On the one hand, there are the recommendations of the congressional committee that investigated the assault on the Capitol in which a police officer and several Trump supporters died.

They suggest that the Department of Justice

present four charges that would disqualify the magnate from any public office

, including insurrection and conspiracy to commit fraud against the United States.

And on the other, the investigation into the classified papers that Trump improperly retained in his Florida mansion and that he refused to return, in the hands of a special prosecutor after the appointment of Merrick Garland, the US attorney general.

A New York

magazine article

published in December spoke of the toll that the years of the presidency had taken on Trump and that "the magic had been lost," citing sources close to advisers and former advisers.

The former president did not hesitate to insult the journalist who wrote the article through her social network, Truth Social.

She said that she was "unattractive" and "dumber than a stone", in addition to ensuring that the magazine is on its last legs.

Chris Sununu, governor of New Hampshire and one of the names speculated to be on that primary list, referred to the former president's lack of enthusiasm.

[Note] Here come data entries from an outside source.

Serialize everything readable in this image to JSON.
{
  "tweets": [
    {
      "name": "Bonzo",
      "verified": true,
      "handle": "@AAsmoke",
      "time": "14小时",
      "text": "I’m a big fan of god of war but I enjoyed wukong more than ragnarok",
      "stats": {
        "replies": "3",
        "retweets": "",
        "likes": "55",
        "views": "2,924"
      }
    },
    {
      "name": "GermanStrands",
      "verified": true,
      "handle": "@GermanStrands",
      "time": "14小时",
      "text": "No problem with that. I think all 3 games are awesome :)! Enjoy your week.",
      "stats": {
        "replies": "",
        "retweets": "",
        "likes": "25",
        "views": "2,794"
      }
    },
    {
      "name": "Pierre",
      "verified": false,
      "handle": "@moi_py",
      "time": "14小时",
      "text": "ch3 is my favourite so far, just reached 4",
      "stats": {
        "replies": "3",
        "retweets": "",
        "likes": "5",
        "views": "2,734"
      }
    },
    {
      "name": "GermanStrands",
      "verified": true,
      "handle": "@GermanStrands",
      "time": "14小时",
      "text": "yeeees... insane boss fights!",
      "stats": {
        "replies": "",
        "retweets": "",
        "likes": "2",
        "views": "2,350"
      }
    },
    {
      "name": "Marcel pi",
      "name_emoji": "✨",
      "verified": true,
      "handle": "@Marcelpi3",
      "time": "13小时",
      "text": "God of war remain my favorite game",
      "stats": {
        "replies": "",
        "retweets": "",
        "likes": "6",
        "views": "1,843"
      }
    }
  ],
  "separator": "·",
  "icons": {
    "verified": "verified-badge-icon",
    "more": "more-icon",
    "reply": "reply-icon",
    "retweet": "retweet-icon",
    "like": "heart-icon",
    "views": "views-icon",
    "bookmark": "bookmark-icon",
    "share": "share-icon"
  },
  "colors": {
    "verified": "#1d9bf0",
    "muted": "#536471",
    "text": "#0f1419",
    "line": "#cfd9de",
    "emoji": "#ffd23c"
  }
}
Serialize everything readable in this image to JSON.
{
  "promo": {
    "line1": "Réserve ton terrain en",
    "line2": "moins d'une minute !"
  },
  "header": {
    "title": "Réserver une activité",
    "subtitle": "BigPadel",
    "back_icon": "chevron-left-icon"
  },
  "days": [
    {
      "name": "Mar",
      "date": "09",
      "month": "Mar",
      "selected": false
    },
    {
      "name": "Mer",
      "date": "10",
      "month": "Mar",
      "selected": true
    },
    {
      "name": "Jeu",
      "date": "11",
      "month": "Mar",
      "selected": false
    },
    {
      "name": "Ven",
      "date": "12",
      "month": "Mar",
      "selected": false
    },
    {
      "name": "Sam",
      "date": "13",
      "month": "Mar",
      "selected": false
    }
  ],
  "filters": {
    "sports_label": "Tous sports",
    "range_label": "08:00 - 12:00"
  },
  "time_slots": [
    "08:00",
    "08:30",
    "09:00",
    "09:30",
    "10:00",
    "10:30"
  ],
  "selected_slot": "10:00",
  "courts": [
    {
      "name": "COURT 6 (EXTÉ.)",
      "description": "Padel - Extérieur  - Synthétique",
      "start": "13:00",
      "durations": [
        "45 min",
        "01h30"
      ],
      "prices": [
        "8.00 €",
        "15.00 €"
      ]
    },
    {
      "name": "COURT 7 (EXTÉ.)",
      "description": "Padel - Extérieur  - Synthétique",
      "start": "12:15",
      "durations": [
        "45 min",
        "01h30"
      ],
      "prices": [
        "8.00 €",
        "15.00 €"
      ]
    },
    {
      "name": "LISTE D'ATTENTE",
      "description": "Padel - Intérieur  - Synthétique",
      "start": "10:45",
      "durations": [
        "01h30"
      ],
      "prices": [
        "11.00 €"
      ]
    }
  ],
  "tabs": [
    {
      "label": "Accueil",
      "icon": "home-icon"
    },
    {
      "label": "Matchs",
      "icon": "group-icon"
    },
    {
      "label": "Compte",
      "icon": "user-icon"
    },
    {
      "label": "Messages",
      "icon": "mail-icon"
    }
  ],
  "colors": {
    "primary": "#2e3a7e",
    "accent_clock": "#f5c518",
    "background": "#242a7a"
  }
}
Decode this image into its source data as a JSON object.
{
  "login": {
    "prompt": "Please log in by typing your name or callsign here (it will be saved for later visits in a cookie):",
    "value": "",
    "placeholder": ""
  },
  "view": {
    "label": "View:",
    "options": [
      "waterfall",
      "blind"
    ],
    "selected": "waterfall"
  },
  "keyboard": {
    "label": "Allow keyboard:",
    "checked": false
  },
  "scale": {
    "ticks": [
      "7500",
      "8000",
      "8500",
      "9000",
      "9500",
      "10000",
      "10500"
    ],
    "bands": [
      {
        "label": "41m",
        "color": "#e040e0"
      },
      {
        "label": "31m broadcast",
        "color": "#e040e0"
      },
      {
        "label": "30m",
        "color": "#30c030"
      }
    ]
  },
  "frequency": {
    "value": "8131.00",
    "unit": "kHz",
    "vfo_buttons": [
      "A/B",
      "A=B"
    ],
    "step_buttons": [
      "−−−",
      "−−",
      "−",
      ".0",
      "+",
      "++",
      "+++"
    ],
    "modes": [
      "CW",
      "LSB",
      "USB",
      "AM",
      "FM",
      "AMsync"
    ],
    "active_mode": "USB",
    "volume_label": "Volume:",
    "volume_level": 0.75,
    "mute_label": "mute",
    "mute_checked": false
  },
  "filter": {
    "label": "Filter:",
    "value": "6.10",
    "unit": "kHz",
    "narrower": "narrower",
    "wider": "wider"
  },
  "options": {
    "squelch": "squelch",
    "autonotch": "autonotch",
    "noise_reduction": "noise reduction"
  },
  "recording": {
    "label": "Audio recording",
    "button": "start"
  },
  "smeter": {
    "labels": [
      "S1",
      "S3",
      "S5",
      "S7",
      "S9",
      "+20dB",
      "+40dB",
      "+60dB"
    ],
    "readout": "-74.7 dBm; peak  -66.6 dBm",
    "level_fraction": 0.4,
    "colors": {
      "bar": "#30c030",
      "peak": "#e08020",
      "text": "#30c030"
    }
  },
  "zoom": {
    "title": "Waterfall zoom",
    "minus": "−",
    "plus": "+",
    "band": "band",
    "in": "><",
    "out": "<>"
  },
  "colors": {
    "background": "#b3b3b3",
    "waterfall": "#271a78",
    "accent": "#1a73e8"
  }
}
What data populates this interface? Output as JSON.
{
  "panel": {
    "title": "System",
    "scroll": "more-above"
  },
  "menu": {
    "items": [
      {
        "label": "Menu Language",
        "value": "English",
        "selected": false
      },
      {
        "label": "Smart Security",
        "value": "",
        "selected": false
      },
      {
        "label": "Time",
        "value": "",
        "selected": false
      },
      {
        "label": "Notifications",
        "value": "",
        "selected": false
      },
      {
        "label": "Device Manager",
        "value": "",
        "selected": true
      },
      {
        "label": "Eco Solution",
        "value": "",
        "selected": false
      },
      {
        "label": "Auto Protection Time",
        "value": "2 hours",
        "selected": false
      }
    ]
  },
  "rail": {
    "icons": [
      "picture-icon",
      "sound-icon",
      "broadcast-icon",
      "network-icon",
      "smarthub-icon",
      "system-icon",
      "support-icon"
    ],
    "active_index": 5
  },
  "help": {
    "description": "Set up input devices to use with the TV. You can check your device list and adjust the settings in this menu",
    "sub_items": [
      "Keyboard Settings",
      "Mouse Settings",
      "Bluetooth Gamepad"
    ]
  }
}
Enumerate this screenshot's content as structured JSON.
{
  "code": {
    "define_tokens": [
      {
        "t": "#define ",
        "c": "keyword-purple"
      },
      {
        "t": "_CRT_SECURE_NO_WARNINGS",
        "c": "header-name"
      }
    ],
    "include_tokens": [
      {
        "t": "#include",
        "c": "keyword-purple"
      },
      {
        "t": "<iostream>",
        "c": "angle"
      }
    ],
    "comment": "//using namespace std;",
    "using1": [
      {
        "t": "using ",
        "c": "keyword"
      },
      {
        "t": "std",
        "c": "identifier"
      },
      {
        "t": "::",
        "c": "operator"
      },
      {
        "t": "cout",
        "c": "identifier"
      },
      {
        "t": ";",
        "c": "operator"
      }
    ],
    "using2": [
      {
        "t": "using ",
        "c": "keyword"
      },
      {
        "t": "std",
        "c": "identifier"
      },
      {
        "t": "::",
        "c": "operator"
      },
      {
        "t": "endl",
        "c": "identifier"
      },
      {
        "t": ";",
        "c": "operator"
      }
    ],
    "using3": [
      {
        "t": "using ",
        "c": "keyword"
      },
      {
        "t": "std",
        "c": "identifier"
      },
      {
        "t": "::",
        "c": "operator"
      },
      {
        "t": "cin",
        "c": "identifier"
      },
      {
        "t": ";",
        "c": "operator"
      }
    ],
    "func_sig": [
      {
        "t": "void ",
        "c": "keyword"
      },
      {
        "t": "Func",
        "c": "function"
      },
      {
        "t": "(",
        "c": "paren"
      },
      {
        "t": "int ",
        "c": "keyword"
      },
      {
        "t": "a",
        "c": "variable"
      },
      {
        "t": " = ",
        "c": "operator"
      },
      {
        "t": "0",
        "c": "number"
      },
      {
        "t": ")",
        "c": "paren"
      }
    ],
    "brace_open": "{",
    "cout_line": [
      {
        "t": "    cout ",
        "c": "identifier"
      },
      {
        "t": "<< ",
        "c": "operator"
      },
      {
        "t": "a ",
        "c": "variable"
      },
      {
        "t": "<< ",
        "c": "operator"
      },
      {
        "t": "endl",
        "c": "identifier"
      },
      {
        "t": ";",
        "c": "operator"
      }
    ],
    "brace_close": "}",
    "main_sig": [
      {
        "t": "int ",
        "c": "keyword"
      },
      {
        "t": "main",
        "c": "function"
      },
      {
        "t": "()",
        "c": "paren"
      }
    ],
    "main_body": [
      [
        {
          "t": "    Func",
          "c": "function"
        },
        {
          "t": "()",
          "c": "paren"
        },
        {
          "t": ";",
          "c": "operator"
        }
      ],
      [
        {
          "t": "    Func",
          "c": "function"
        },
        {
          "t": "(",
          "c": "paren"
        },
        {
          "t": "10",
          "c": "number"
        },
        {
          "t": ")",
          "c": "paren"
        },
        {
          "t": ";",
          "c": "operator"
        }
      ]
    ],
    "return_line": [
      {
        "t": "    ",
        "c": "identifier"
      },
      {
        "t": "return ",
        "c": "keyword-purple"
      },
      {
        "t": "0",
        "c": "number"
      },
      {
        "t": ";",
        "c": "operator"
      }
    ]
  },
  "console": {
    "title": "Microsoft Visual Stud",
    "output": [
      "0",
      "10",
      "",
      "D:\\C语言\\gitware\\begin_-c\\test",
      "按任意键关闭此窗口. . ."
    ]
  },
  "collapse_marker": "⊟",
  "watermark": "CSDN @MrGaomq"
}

"He no longer has the energy of before,"

he said in an interview with CNN, convinced that he will not be able to repeat the achievement of 2016, when he won the New Hampshire primary.

"He has a chance, but I doubt he'll make it," he said.

"He is going to have to earn it. It is not enough to have been the president."

However, it seems clear that Trump is starting the campaign from one of the most compromised and weak positions of his political career, with some of his former contributors turning their backs on him and the party leadership encouraging other candidates to run, eager to renew the formation. .

"There is no question that former President Trump has lost some independent people and people from his base," said Jim Renacci, a former congressman from Ohio and one of the New Yorker's loyalists.

"He has to work to get them back."

That's where he is, insisting on the formula that gives good results he gave him six years ago.

At the rallies on Saturday there was no shortage of disqualifications that his followers are so excited about.

DeSantis said that he is "very disloyal" and accused him of having closed his state during the pandemic

, unlike other Republican governors who had opposed measures to avoid contagion during the worst months of the pandemic.

He also did not forget the current president Joe Biden, of which he highlighted the humiliating defeat suffered in the Democratic Party primaries in New Hampshire in 2020, when he came in fifth place.

"He lost badly and it was a tough time for him," he said.

The polls show that Trump will not have it easy either to impose his candidacy, with Ron De Santis as the favorite of Republican voters.

The governor of Florida leads by 12 points, according to the University of New Hampshire.

Trump is obliged to step on the accelerator, to bring more enthusiasm to his cause.